Medical doctors' unconscious racism affecting patient care
Where there's a will, there's a way.
Psychological scientists have developed a tool called the Implicit Association Test that scientifically measures unconscious racism. That is, it can tell whether you have racial biases that you are not aware of.
In the field of medicine, for example, we know that African Americans have higher infant mortality rates and death rates from cervical cancer, heart disease, and stroke than white patients. But are these differences due to outright racism on the part of doctors, or to other factors such as socioeconomic status or lack of health insurance?
While such macro-level factors are undoubtedly significant, a group of Harvard University psychology researchers have used the Implicit Association Test to prove that unconscious racial bias affects how doctors treat heart attack victims.
The study, reported in the current (September) issue of the Journal of General internal Medicine, involved a hypothetical vignette given to doctors regarding a patient suspected of having had a heart attack. In some cases, the patient was described a white; in others, he was described as black. Doctors who scored high in unconscious racism on the Implicit Association Test tended to withhold aggressive treatment from the black patients.
The same issue of the journal reports on another study - this one involving real patients - suggesting that similar racial factors play into doctors' decisions about whether to refer women for osteoporosis screening after a hip fracture.
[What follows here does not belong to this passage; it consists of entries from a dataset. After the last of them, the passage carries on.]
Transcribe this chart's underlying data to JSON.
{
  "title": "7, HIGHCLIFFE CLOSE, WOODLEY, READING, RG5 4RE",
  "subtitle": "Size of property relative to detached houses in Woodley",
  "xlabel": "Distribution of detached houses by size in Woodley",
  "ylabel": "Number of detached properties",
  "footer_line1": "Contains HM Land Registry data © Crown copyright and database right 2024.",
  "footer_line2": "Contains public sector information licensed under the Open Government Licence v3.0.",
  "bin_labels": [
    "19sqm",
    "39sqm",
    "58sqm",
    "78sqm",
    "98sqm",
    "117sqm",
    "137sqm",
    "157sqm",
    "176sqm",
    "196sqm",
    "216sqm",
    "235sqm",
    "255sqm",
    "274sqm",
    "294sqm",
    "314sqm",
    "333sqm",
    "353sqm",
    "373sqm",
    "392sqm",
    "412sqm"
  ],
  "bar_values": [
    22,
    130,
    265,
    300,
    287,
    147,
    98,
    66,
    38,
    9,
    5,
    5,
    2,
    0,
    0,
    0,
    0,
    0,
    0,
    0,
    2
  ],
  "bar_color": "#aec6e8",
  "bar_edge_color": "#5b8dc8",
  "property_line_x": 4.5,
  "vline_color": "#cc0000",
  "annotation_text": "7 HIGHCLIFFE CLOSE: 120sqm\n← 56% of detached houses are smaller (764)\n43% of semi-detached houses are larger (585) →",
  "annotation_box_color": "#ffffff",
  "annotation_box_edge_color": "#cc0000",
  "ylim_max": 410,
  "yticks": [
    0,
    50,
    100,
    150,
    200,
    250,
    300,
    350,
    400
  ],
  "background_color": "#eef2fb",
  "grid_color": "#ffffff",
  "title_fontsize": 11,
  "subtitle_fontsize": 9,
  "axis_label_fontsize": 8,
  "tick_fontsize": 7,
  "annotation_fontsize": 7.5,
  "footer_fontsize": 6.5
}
These and other, recent studies suggest that the empirical study of individual-level racism is hitting its stride. Indeed, I posted recently about similar studies of automatic racial processes in the forensic realm, and how subtle racial bias on the part of police, probation officers, and others affects rates of arrest, prosecution, and incarceration.
Since unconscious bias is by definition outside of conscious awareness, it will be difficult to confront and eradicate without the empirical evidence of its existence. Unfortunately, such study has barely touched the mental health field. Although we know that psychiatric diagnosis and treatment vary tremendously by race, for everything from schizophrenia to childhood Attention Deficit/Hyperactivity Disorder, more empirical study remains to be done on why this is so. Until then, disparities are likely to remain.